By Order of the Board of Directors
JOHN N. ROYSE
Chairman
19
<PAGE>
OLD NATIONAL BANCORP
PROXY SOLICITED ON BEHALF OF THE BOARD OF DIRECTORS OF
OLD NATIONAL BANCORP
The undersigned hereby appoints Robert R. Guenther and John A. Witting, and
each of them, as Proxies of the undersigned, each with power to appoint his
substitute, and hereby authorizes them to represent and to vote, as
designated below, all the shares of common stock of OLD NATIONAL BANCORP held
of record by the undersigned on February 9, 1996 and which the undersigned
would be entitled to vote, at the Annual Meeting of Shareholders to be held
on April 18, 1996, or any adjournment thereof.
1. ELECTION OF DIRECTORS:
[_] FOR ALL nominees listed below [_] WITHHOLD AUTHORITY for all nominees
(except as marked to the contrary below)
David L. Barning David E. Eckerle Louis L. Mervis
Richard J. Bond Thomas B. Florida Dan W. Mitchell
Alan W. Braun Phelps L. Lambert John N. Royce
John J. Daus, Jr. Ronald B. Lankford Marjorie Z. Soyugenc
Wayne A. Davidson Lucien H. Meis Charles D. Storms
Larry E. Dunigan
INSTRUCTIONS: TO WITHHOLD AUTHORITY TO VOTE FOR ANY
INDIVIDUAL NOMINEE, WRITE THAT NOMINEE'S NAME
ON THE LINE PROVIDED BELOW.
--------------------------------------------------
2. INCREASE AUTHORIZED SHARES. Approval of Amendment to Article V of the
Articles of Incorporation to increase the number of authorized shares of
common stock of OLD NATIONAL BANCORP from 30,000,000 to 50,000,000
shares.
FOR [_] AGAINST [_] ABSTAIN [_]
3. Ratify the appointment of Arthur Andersen LLP, Indianapolis, Indiana, as
Independent Public Accountant for OLD NATIONAL BANCORP and its
subsidiaries for the fiscal year ending December 31, 1996.

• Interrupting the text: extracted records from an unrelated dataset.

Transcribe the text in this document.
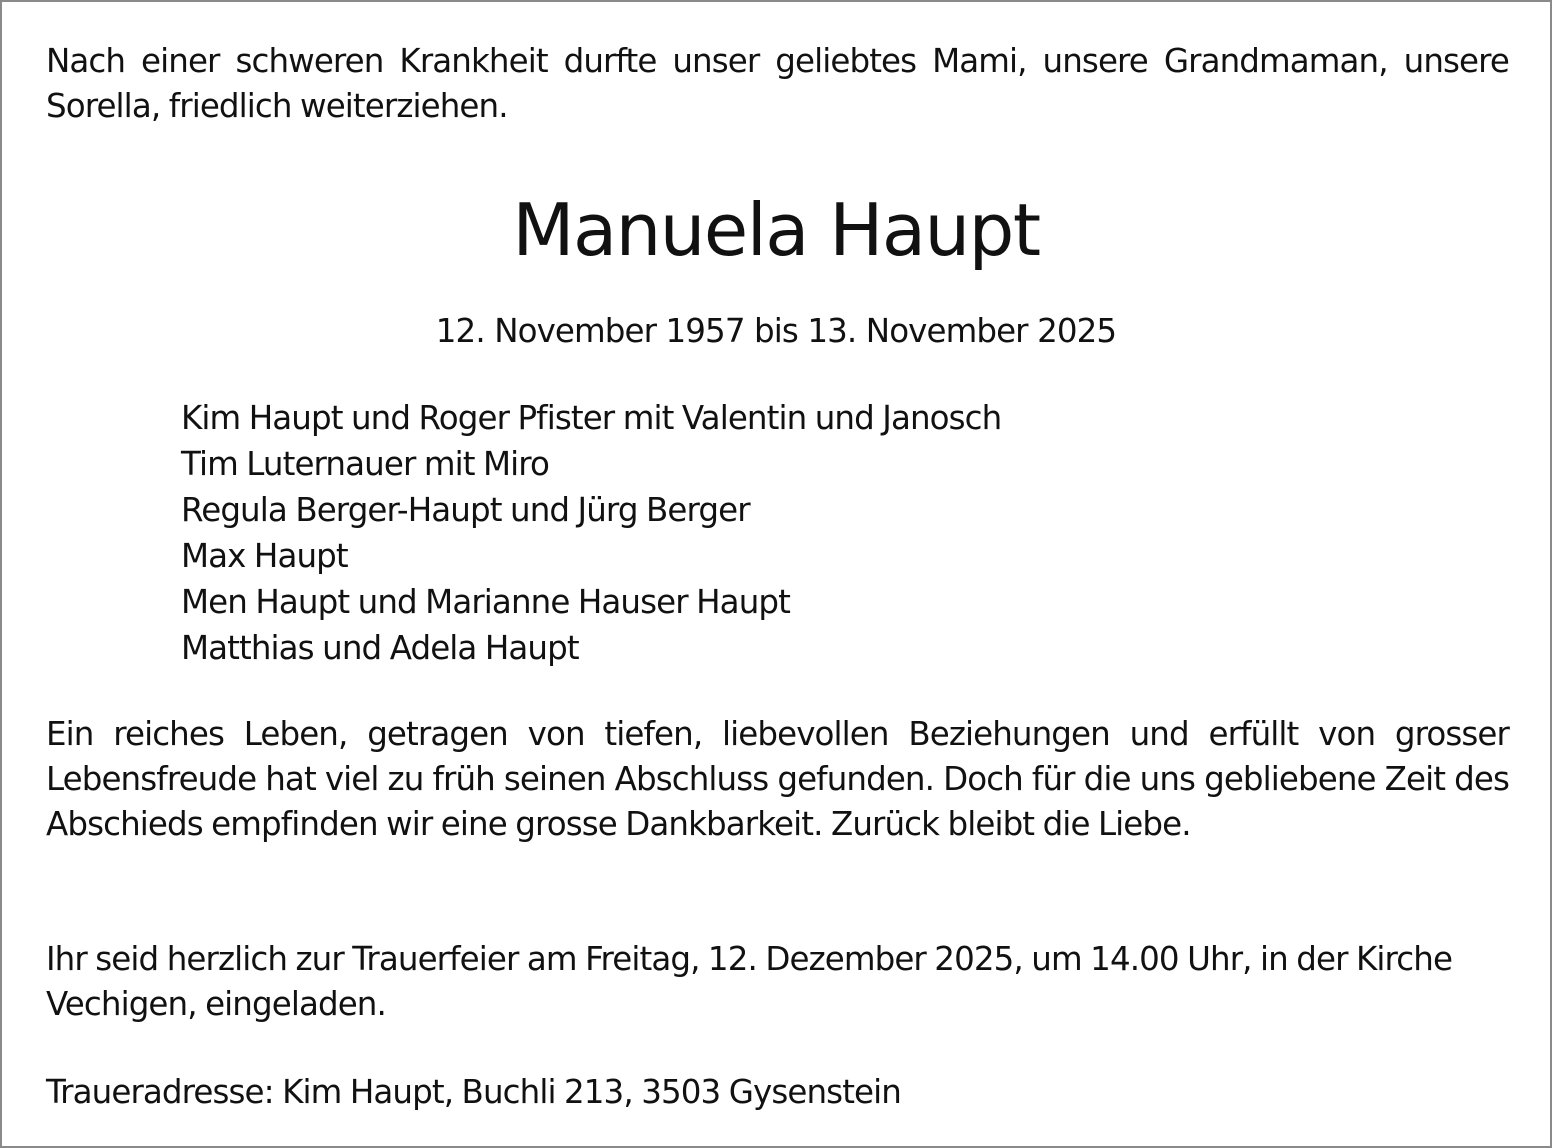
Nach einer schweren Krankheit durfte unser geliebtes Mami, unsere Grandmaman, unsere Sorella, friedlich weiterziehen.
Manuela Haupt
12. November 1957 bis 13. November 2025
Kim Haupt und Roger Pfister mit Valentin und Janosch
Tim Luternauer mit Miro
Regula Berger-Haupt und Jürg Berger
Max Haupt
Men Haupt und Marianne Hauser Haupt
Matthias und Adela Haupt
Ein reiches Leben, getragen von tiefen, liebevollen Beziehungen und erfüllt von grosser Lebensfreude hat viel zu früh seinen Abschluss gefunden. Doch für die uns gebliebene Zeit des Abschieds empfinden wir eine grosse Dankbarkeit. Zurück bleibt die Liebe.
Ihr seid herzlich zur Trauerfeier am Freitag, 12. Dezember 2025, um 14.00 Uhr, in der Kirche Vechigen, eingeladen.
Traueradresse: Kim Haupt, Buchli 213, 3503 Gysenstein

FOR [_] AGAINST [_] ABSTAIN [_]
4. In their discretion, the Proxies are authorized to vote upon such other
business as may properly come before the meeting.
Date:____________________________, 1996
Please sign below:
______________________________________
(Signature of Shareholder)
______________________________________
(Signature of Shareholder)
<PAGE>
Joint owners should each sign personally. Trustees and
others signing in a representative capacity should
indicate the capacity in which they sign.
______________________________________
(Daytime Telephone Number)
THIS PROXY WILL BE VOTED AS DIRECTED, BUT IF NOT OTHERWISE DIRECTED, THIS PROXY
WILL BE VOTED "FOR" THE PROPOSITIONS LISTED ABOVE.